The UK is a leader in life sciences. How can we make sure that it remains No.1 in Europe?
After spending a day in mid-October at this year’s excellent UK BioScience Forum, I was left with one particular thought ringing loud and clear in my mind. Simply that the UK has some of the world’s most exciting science, a supportive business environment and strong leadership teams developing our life sciences companies – how can we make sure that, post-Brexit, it continues to thrive?
A quick look at the evidence shows just how strong UK life sciences is:
- Life Sciences supports the economy with £60bn+ in revenue and generates 500,000 jobs
- Productivity is higher than in most other sectors of the economy including Financial Services
- The UK is closing the gap between the San Francisco Bay Area and Boston while retaining the lead here in Europe
- 50% of EU venture capital is raised in the UK
The answer, I’m sure lies in supporting Sir John Bell’s Life Sciences Industrial Strategy report which recommends:
- Facilitating the movement of skilled people by influencing Brexit negotiations
- Creating HARP (Health Advanced Research Programmes) to do high risk “moon-shot programmes”, be bolder!
- Improving UK clinical trial capabilities and translational science to accelerate patients’ access to new medicines and evidence based practice
- Better integration of the Life Sciences clusters in the “research triangle” to foster even closer collaboration
- Accelerated Access through early engagement NHS, arms-length bodies (MHRA, NICE etc.) and industry
- Genomics and AI in focus to support digital pathology screening
Freedom of movement is vital
Of course, here at The RSA Group we work with talented people and support executive leadership in building value in life sciences companies and institutions.
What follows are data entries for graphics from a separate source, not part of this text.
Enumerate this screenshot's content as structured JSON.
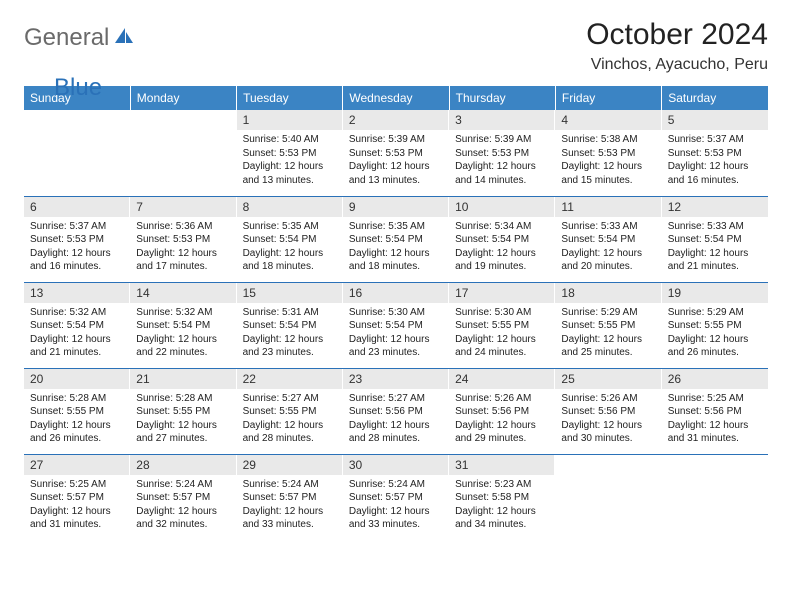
{
  "logo": {
    "general": "General",
    "blue": "Blue"
  },
  "title": "October 2024",
  "location": "Vinchos, Ayacucho, Peru",
  "header_bg": "#3b84c4",
  "header_fg": "#ffffff",
  "daynum_bg": "#e9e9e9",
  "border_color": "#2a71b8",
  "days_of_week": [
    "Sunday",
    "Monday",
    "Tuesday",
    "Wednesday",
    "Thursday",
    "Friday",
    "Saturday"
  ],
  "weeks": [
    [
      null,
      null,
      {
        "n": "1",
        "sr": "5:40 AM",
        "ss": "5:53 PM",
        "dl": "12 hours and 13 minutes."
      },
      {
        "n": "2",
        "sr": "5:39 AM",
        "ss": "5:53 PM",
        "dl": "12 hours and 13 minutes."
      },
      {
        "n": "3",
        "sr": "5:39 AM",
        "ss": "5:53 PM",
        "dl": "12 hours and 14 minutes."
      },
      {
        "n": "4",
        "sr": "5:38 AM",
        "ss": "5:53 PM",
        "dl": "12 hours and 15 minutes."
      },
      {
        "n": "5",
        "sr": "5:37 AM",
        "ss": "5:53 PM",
        "dl": "12 hours and 16 minutes."
      }
    ],
    [
      {
        "n": "6",
        "sr": "5:37 AM",
        "ss": "5:53 PM",
        "dl": "12 hours and 16 minutes."
      },
      {
        "n": "7",
        "sr": "5:36 AM",
        "ss": "5:53 PM",
        "dl": "12 hours and 17 minutes."
      },
      {
        "n": "8",
        "sr": "5:35 AM",
        "ss": "5:54 PM",
        "dl": "12 hours and 18 minutes."
      },
      {
        "n": "9",
        "sr": "5:35 AM",
        "ss": "5:54 PM",
        "dl": "12 hours and 18 minutes."
      },
      {
        "n": "10",
        "sr": "5:34 AM",
        "ss": "5:54 PM",
        "dl": "12 hours and 19 minutes."
      },
      {
        "n": "11",
        "sr": "5:33 AM",
        "ss": "5:54 PM",
        "dl": "12 hours and 20 minutes."
      },
      {
        "n": "12",
        "sr": "5:33 AM",
        "ss": "5:54 PM",
        "dl": "12 hours and 21 minutes."
      }
    ],
    [
      {
        "n": "13",
        "sr": "5:32 AM",
        "ss": "5:54 PM",
        "dl": "12 hours and 21 minutes."
      },
      {
        "n": "14",
        "sr": "5:32 AM",
        "ss": "5:54 PM",
        "dl": "12 hours and 22 minutes."
      },
      {
        "n": "15",
        "sr": "5:31 AM",
        "ss": "5:54 PM",
        "dl": "12 hours and 23 minutes."
      },
      {
        "n": "16",
        "sr": "5:30 AM",
        "ss": "5:54 PM",
        "dl": "12 hours and 23 minutes."
      },
      {
        "n": "17",
        "sr": "5:30 AM",
        "ss": "5:55 PM",
        "dl": "12 hours and 24 minutes."
      },
      {
        "n": "18",
        "sr": "5:29 AM",
        "ss": "5:55 PM",
        "dl": "12 hours and 25 minutes."
      },
      {
        "n": "19",
        "sr": "5:29 AM",
        "ss": "5:55 PM",
        "dl": "12 hours and 26 minutes."
      }
    ],
    [
      {
        "n": "20",
        "sr": "5:28 AM",
        "ss": "5:55 PM",
        "dl": "12 hours and 26 minutes."
      },
      {
        "n": "21",
        "sr": "5:28 AM",
        "ss": "5:55 PM",
        "dl": "12 hours and 27 minutes."
      },
      {
        "n": "22",
        "sr": "5:27 AM",
        "ss": "5:55 PM",
        "dl": "12 hours and 28 minutes."
      },
      {
        "n": "23",
        "sr": "5:27 AM",
        "ss": "5:56 PM",
        "dl": "12 hours and 28 minutes."
      },
      {
        "n": "24",
        "sr": "5:26 AM",
        "ss": "5:56 PM",
        "dl": "12 hours and 29 minutes."
      },
      {
        "n": "25",
        "sr": "5:26 AM",
        "ss": "5:56 PM",
        "dl": "12 hours and 30 minutes."
      },
      {
        "n": "26",
        "sr": "5:25 AM",
        "ss": "5:56 PM",
        "dl": "12 hours and 31 minutes."
      }
    ],
    [
      {
        "n": "27",
        "sr": "5:25 AM",
        "ss": "5:57 PM",
        "dl": "12 hours and 31 minutes."
      },
      {
        "n": "28",
        "sr": "5:24 AM",
        "ss": "5:57 PM",
        "dl": "12 hours and 32 minutes."
      },
      {
        "n": "29",
        "sr": "5:24 AM",
        "ss": "5:57 PM",
        "dl": "12 hours and 33 minutes."
      },
      {
        "n": "30",
        "sr": "5:24 AM",
        "ss": "5:57 PM",
        "dl": "12 hours and 33 minutes."
      },
      {
        "n": "31",
        "sr": "5:23 AM",
        "ss": "5:58 PM",
        "dl": "12 hours and 34 minutes."
      },
      null,
      null
    ]
  ],
  "labels": {
    "sunrise": "Sunrise:",
    "sunset": "Sunset:",
    "daylight": "Daylight:"
  }
}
Movement of skilled people following the UK’s exit from the EU is and remains a key priority for us all, as an interview published last week with Mene Pangalos, EVP at Astra-Zeneca confirmed. A new immigration procedure will be key to making this as seamless as possible. I also believe that apprenticeship programmes based on the German model should be considered to help talented and skilled students, researchers and workers enter the UK and support our economy.
I remain a realistic and optimist who sees many opportunities but also several political hurdles over the next 2-3 years.